Decision may signal end of Antarctic whaling

Japan's formal announcement today that it will halt its Antarctic whaling mission for the rest of the season may be an indication that whaling in the Antarctic is coming to an end, says a Green Party MP.

"All the signs are indicating that this may be the last season," said Green Party MP Gareth Hughes. "We're hopeful that it will be the last, ever. Plainly, the economics don't stack up".

Japanese farm and fisheries minister Michihiko Kano said today that the Japanese Government was cutting short the whaling season because of harassment by environmentalists.

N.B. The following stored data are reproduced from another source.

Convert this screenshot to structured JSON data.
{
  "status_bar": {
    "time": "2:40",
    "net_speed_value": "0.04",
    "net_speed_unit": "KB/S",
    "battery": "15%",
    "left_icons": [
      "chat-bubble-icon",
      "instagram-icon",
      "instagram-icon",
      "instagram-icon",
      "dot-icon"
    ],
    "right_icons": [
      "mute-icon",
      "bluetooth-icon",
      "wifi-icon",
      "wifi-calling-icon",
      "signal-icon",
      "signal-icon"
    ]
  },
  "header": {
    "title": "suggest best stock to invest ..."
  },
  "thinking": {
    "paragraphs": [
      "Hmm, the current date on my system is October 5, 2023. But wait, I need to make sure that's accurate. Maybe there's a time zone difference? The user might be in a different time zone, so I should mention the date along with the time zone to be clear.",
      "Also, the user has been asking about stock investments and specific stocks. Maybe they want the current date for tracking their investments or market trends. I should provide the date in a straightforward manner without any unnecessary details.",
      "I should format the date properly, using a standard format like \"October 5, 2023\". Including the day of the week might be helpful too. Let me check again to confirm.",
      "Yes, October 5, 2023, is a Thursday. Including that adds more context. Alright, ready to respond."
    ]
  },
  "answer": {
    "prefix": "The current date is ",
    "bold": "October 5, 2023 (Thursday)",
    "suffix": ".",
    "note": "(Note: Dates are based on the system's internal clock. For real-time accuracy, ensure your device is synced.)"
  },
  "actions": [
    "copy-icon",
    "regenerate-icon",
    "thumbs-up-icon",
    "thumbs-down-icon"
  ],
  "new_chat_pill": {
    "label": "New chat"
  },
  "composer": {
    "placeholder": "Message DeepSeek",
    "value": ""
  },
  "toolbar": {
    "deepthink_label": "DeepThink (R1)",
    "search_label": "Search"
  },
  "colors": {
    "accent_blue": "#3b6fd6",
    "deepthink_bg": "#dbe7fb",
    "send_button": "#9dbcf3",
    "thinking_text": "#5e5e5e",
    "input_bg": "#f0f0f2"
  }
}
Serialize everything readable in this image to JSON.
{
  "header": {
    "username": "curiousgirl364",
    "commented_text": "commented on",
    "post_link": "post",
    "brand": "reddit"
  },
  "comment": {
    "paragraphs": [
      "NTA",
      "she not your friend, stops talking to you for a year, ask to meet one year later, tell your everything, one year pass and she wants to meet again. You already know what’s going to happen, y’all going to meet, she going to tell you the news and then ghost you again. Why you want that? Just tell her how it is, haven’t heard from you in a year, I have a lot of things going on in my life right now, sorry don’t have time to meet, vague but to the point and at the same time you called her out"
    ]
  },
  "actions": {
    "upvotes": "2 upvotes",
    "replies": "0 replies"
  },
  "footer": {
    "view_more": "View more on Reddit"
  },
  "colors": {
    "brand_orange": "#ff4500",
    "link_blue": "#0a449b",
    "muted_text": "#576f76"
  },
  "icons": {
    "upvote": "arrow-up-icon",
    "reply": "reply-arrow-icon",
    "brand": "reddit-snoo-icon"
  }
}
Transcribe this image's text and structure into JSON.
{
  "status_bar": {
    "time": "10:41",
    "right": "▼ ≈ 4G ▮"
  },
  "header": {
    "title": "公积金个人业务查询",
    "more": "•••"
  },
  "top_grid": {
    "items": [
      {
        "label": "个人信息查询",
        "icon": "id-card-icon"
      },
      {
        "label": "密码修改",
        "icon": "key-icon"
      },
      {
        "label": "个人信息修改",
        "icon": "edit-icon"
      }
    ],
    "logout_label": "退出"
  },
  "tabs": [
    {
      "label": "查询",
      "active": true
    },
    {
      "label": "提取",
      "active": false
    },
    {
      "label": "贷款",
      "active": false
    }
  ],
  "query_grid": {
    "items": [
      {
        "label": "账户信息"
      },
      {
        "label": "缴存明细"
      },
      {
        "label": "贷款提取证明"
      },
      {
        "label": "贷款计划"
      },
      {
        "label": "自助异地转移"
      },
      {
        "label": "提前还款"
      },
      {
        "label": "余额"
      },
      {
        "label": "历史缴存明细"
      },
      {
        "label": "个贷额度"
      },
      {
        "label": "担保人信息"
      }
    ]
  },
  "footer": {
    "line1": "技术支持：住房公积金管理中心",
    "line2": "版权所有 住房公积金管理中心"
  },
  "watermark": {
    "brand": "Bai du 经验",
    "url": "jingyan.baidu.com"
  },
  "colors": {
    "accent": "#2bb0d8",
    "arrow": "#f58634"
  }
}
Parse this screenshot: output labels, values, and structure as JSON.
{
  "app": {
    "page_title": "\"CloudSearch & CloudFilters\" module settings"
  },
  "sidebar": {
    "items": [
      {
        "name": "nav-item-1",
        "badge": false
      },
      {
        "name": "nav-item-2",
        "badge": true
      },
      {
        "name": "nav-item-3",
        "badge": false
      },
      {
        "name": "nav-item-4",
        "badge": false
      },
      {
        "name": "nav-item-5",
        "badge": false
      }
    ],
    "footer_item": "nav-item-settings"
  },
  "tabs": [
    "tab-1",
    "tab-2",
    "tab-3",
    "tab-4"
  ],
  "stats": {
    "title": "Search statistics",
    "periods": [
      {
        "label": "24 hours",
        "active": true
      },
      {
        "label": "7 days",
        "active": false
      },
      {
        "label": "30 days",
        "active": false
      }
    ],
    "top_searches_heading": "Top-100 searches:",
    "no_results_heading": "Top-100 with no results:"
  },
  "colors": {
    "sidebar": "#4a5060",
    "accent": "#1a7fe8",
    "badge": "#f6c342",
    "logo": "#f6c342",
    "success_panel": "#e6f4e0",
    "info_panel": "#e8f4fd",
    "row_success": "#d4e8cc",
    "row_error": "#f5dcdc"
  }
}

Japan was calling its harpoon ships home "to ensure the safety of the whaling crew amid the continuing harassment by anti-whaling group Sea Shepherd," Mr Kano said.

But Mr Hughes said the protest gave the Japanese a face-saving way to avoid pressures such as hardening opposition, and dropping demand for whale meat.

"The young Japanese don't support whaling, don't eat whales,and often don't like the taste," he said.

The old guard of politicians who fondly remembered whale meat from the period after World War 2 were dropping out of politics.

But Mr Hughes said the New Zealand Government should have sent strong message to the Japanese -- such by putting an offshore patrol vessel in the Southern Ocean to monitor the whalers and protest vessels.

Activists from the US-based militant environmental group the Sea Shepherd Conservation Society have pursued the Japanese fleet for months to stop its harpoon ships from killing the giant sea mammals.

Jiji Press news agency quoted Mr Kano as saying about the factory ship the Nisshin Maru: "Even now the mothership is being chased, and it is difficult to ensure the safety of the crew members."

Japan kills hundreds of whales a year under a loophole in a 1986 moratorium on commercial whaling that allows "lethal research".

The Government has long defended the practice as part of the island nation's culture and makes no secret of the fact that the meat ends up in restaurants.

Anti-whaling nations, led by Australia and New Zealand, and environmental groups call the hunts cruel and unnecessary.

Greenpeace has argued the state-financed whale hunts were a waste of taxpayers' money, producing excess stockpiles of whale meat.

And Sea Shepherd activists have harassed whalers in recent years, moving their ships and their inflatable and speed boats between the harpoon vessels and the sea mammals, and throwing stink and paint bombs at the whaling ships, trying to prevent the whalers from filling their seasonal quota of 945 whales.